Life goes full circle for Danny Orr at the start of the new Super League season this weekend. He was a prodigious youthful talent with his hometown club, Castleford, but broader ambitions took him away for eight years only for him to return as senior player and guiding light this time.

They say you should never go back. Time will tell whether it is a good idea in his case.

"It's something I've been asked about a million times: Why would I want to come back? All I can say is that I've been made very welcome and it feels right."

There was plenty of ill-feeling in the town when Orr moved to Wigan in a typical small-club-to-big transfer in 2003. His former Castleford coach, Stuart Raper, made the same switch and took Orr with him.

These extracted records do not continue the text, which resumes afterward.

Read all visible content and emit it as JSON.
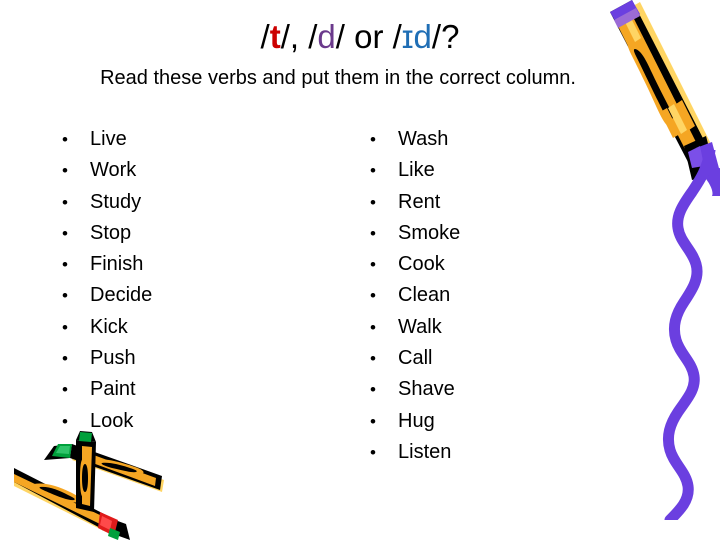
{
  "slide": {
    "title": {
      "full_text": "/t/, /d/ or /ɪd/?",
      "segments": [
        {
          "text": "/",
          "color": "#000000"
        },
        {
          "text": "t",
          "color": "#cc0000"
        },
        {
          "text": "/, /",
          "color": "#000000"
        },
        {
          "text": "d",
          "color": "#6b3a8c"
        },
        {
          "text": "/ or /",
          "color": "#000000"
        },
        {
          "text": "ɪd",
          "color": "#1f6eb5"
        },
        {
          "text": "/?",
          "color": "#000000"
        }
      ],
      "part_t": "t",
      "part_d": "d",
      "part_id": "ɪd",
      "lead_slash": "/",
      "mid_text": "/, /",
      "or_text": "/ or /",
      "tail_text": "/?"
    },
    "instruction": "Read these verbs and put them in the correct column.",
    "columns": {
      "left": {
        "items": [
          "Live",
          "Work",
          "Study",
          "Stop",
          "Finish",
          "Decide",
          "Kick",
          "Push",
          "Paint",
          "Look"
        ]
      },
      "right": {
        "items": [
          "Wash",
          "Like",
          "Rent",
          "Smoke",
          "Cook",
          "Clean",
          "Walk",
          "Call",
          "Shave",
          "Hug",
          "Listen"
        ]
      }
    },
    "decorations": {
      "marker_top_right": "crayon-marker-clipart",
      "squiggle_right": "purple-wavy-line-clipart",
      "crayons_bottom_left": "crossed-crayons-clipart"
    },
    "colors": {
      "background": "#ffffff",
      "text": "#000000",
      "accent_red": "#cc0000",
      "accent_purple": "#6b3a8c",
      "accent_blue": "#1f6eb5",
      "crayon_body": "#f5a623",
      "crayon_body_light": "#ffc94d",
      "crayon_outline": "#000000",
      "squiggle_purple": "#6b3fe0",
      "crayon_tip_green": "#00a03c",
      "crayon_tip_red": "#e01b1b"
    }
  }
}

There he played plenty of hooker as well as half-back, never more effectively than after Wigan decided to let him go. "I really enjoyed it at Wigan, but I did at Harlequins. I've been lucky to be at three great clubs," he says.

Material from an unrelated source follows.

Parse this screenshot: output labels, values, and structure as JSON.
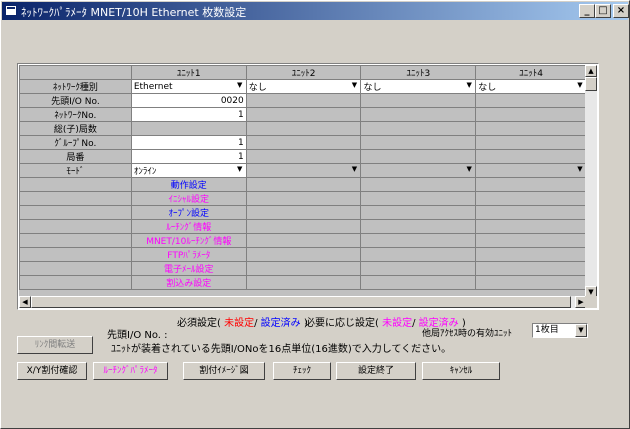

The Orr family enjoyed four years of life in London so much, in fact, that when his eight-year-old son was told that they were moving back to the north, he barricaded himself in his bedroom, his dad recalls. They are settled happily back in Castleford now. "It's very different from London obviously, but to me it will always be home," Orr says.

He has come home to a job he last did in 2003, with his coach, Terry Matterson, making him captain. "I was 22 when I was captain before, so I'm a much more mature player now. I remember the way that players like Mitch Healey and Brad Davis used to look after me, so maybe I can do the same for the younger players now."

Key among those is his half-back partner, Rangi Chase. The Kiwi was sometimes brilliant last season, but he was also occasionally weighed down by the pressure of organisational responsibility on his shoulders.

"He was having to do everything," Orr says. "Hopefully, I can take some of the pressure off him and he'll be even better this year."

Despite the loss of Michael Shenton to St Helens and Joe Westerman to Hull, Orr is enthused by the quality of the young players he will have under his wing at what is now the Probiz Coliseum this year. "Richard Owen coming back will be like having a new player," he believes. "If he hadn't broken his leg, I reckon he would have been in the England side at the end of the season."

Orr indirectly owes his role as captain to Adam Milner, who led the England Academy side to their victories over Australia in the autumn. His rapid progress as a hooker means that last season's captain, Ryan Hudson, will not be on the field for as long this season, whereas Orr will be out there regularly for the full 80 minutes.

Also, with Hudson, Milner and the exciting 17-year-old Darren Clarke, all queuing up for the No 9 shirt, it frees up Orr to do what he does best – direct a team from half-back. The first test of his ability to do that effectively will be at the Millennium Stadium on Saturday, when Cas take on their local rivals – and rivals for a Super League licence for the next three years – Wakefield. The balance has swung strongly in Castleford's favour over the past couple of weeks, with Trinity suffering setback after setback with their plans for a new ground and going into administration with heavy debts.

Orr knows enough about local rivalry, however, to predict that it will not make the Tigers' task any easier in Cardiff. Quite the reverse, in fact. "I don't think it will affect them on the pitch at all. They could even use it as a motivating factor, so they are going to be really tough."

Not that he has any doubt that Cas, with a new ground on the way, a steady production line of young players and a modicum of financial stability, will get their new licence.

Orr has only signed on initially for one year, but there could be few more appropriate players to lead them into their new stadium on the outskirts of the town. "I was reading about some other sport and they were saying that you should never go back, but this is home and it just feels right."